Will US lose leverage to curb abuses in China?
| WASHINGTON
Amid a whirlwind of congressional debate over US-China policy, Rep. Gregory Meeks sits back in his Capitol Hill office, strokes his chin, and asks a Chinese dissident whether "engagement" might not work better than "threats" in persuading Beijing to improve human rights.
"You must persist in using pressure," insists democracy activist Wei Jingsheng. "If you give up the tool," he warns the New York Democrat, "the Chinese government will regress."
The "tool" is Congress's annual vote, held since 1974, on whether to grant China the same low tariffs and trading privileges that most US trade partners receive.
Today, lawmakers such as Mr. Meeks are questioning how much leverage over Chinese human rights behavior Washington actually gains from the vote. This week, Congress will decide whether to abandon the practice and extend China permanent normal trade relations (PNTR).
Some prominent dissidents such as Mr. Wei, along with US labor unions, religious groups, and human rights activists, view the annual debate as a powerful means of curbing Beijing's abuses. But pro-PNTR forces - including the White House, US business coalitions, and their allies in Congress - say the annual vote is meaningless.
"The whole thing is little less than a hoax," says Robert Kapp, president of the US-China Business Council here. Trade protectionism, he asserts, is the real, hidden agenda of many who oppose PNTR.
Past experience suggests the truth about US leverage probably lies somewhere between these two extremes. Moreover, it may have curbed the worst of the abuses.
"By giving China PNTR, the US will surrender the only significant leverage it currently holds to address the continued violation of human rights ... in China," says a statement by the Family Research Council, a conservative Christian group in Washington. "It is vital that the United States hold the Beijing regime accountable," says spokeswoman Sharon Sampson.
Time for a new approach?
PNTR supporters argue that it's time to try a different approach, pointing to reports by State Department and watchdog groups that document ongoing religious persecution, labor exploitation, and other rights violations in China.
"If China is as vile and evil a place as anti-PNTR forces say it is, why would anyone in his right mind" want business as usual, says Mr Kapp.
Granting China PNTR, supporters stress, will advance human rights by helping ensure that Beijing pushes through the economic reforms and market-opening measures laid down by last year's US-China accord on Beijing's entry to the World Trade Organization (WTO).
Such market reforms will expand the presence of American firms, goods, and ideas; promote the rule of law; and strengthen the hand of China's reform-minded leaders over hard-liners, they say.

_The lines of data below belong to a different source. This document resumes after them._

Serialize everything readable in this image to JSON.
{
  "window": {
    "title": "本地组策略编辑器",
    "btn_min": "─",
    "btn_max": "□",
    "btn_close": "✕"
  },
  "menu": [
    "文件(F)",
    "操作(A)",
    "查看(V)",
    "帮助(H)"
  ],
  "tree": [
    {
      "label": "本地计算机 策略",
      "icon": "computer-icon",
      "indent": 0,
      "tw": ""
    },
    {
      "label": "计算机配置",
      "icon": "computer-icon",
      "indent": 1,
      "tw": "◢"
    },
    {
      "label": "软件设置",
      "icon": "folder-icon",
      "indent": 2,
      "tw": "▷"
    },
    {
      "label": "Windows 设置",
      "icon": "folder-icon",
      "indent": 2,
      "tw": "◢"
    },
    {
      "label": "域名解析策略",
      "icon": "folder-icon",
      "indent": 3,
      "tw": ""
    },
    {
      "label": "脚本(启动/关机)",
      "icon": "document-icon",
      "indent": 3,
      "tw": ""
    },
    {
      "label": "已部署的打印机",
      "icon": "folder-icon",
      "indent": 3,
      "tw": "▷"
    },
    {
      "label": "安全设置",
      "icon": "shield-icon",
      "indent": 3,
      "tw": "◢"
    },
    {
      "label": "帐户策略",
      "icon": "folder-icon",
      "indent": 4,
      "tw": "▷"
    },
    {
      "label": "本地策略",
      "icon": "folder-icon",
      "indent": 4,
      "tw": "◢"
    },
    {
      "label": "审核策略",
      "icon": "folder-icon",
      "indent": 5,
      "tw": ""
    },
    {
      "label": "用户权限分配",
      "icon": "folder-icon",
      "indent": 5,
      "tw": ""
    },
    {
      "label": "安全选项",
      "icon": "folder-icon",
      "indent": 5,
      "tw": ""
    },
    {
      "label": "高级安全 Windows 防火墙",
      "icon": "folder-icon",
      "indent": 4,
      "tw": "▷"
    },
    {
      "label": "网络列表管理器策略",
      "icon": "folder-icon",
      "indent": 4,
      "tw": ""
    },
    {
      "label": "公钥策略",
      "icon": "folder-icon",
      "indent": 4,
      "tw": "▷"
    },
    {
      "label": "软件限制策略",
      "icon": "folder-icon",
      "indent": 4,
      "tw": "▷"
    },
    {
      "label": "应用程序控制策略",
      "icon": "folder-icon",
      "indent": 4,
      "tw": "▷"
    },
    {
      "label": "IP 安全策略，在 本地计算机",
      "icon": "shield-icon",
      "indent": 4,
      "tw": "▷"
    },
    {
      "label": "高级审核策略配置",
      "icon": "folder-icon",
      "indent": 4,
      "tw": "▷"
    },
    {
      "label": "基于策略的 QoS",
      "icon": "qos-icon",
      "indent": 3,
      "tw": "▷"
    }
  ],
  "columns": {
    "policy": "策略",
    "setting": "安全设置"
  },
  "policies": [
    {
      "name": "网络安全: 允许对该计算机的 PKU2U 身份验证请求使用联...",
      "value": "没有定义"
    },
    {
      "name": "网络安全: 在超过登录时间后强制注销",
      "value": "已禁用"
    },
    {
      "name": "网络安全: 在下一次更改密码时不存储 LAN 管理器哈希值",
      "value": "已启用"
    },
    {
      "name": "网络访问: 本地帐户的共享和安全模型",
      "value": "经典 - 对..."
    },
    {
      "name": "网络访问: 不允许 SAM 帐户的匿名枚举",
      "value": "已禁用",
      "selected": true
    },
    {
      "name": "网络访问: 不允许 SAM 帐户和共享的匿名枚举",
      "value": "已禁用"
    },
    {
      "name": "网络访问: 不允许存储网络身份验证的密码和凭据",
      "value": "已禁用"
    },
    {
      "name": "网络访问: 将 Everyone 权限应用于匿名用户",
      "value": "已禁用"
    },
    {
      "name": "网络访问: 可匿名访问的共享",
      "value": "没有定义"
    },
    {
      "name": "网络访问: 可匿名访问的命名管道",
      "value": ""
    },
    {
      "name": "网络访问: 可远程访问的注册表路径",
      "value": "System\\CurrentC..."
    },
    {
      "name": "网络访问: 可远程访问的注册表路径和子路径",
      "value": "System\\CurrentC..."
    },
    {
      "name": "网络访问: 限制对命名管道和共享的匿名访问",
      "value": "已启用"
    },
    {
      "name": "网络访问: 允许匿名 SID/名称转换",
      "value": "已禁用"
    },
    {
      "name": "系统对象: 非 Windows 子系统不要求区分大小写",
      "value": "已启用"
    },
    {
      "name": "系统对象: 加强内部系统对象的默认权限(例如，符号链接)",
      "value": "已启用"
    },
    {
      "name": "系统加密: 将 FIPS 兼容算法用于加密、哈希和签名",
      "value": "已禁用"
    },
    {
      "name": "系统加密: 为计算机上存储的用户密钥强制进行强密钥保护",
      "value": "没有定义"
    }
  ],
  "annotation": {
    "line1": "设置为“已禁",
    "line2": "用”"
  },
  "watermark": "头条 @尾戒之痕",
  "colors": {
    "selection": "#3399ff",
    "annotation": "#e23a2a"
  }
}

The reality, however, may be more nuanced. While China's government has continued with harsh and widespread crackdowns on dissent - for example in its suppression of the China Democracy Party and the popular Falun Gong meditation movement - it is possible the threat of US trade retaliation helped check even more blatant abuses.
"It can prevent major disasters," says Wei.
Freedom for trade
Beijing's desire to sway Congress before the annual trade vote has clearly prompted the regime to free some high-profile dissidents, including intellectuals such as Wang Juntao and Chen Ziming, who were jailed for their role in the 1989 Tiananmen Square protests.
Although for many dissidents release abroad often means forced exile, it remains a better option than languishing in a Chinese prison.
And while the expansion of US-China commercial ties is indeed likely to create pressure for additional economic and legal reforms in China, it will not guarantee an expansion of political freedoms, PNTR supporters admit.
"Does [granting China PNTR] mean that tomorrow people are going to get out of jail? No," says Kapp. "It will not establish habeas corpus in China, or create a two-party democracy."
Congress is likely to resolve the human rights debate this week with a compromise of sorts that seeks to combine the liberating influences of trade with a new mechanism for pressuring Beijing.
"Broader trade with China can be consistent with advancing human rights, but only if it is combined with effective, sustained pressure on China to respect basic civil and political rights," said Mike Jendrzejczyk, Washington director of the Asia division of Human Rights Watch, in House testimony this month.
Approval likely
The House on Wednesday is likely to approve PNTR ,while creating a special commission to monitor China's human rights performance. The executive and congressional panel, modeled roughly after the Helsinki Commission, would report on China's human rights record and recommend US policy initiatives.
But some China rights experts such as Mr. Jendrzejczyk warn that the commission will lack teeth unless Congress holds a full annual debate and vote on its findings, a provision not included in the latest House legislation.
Another key issue, he says, is ensuring that lawmakers with clout and a diversity of views on China sit on the commission.
Otherwise, he says, "the commission could easily become simply window dressing."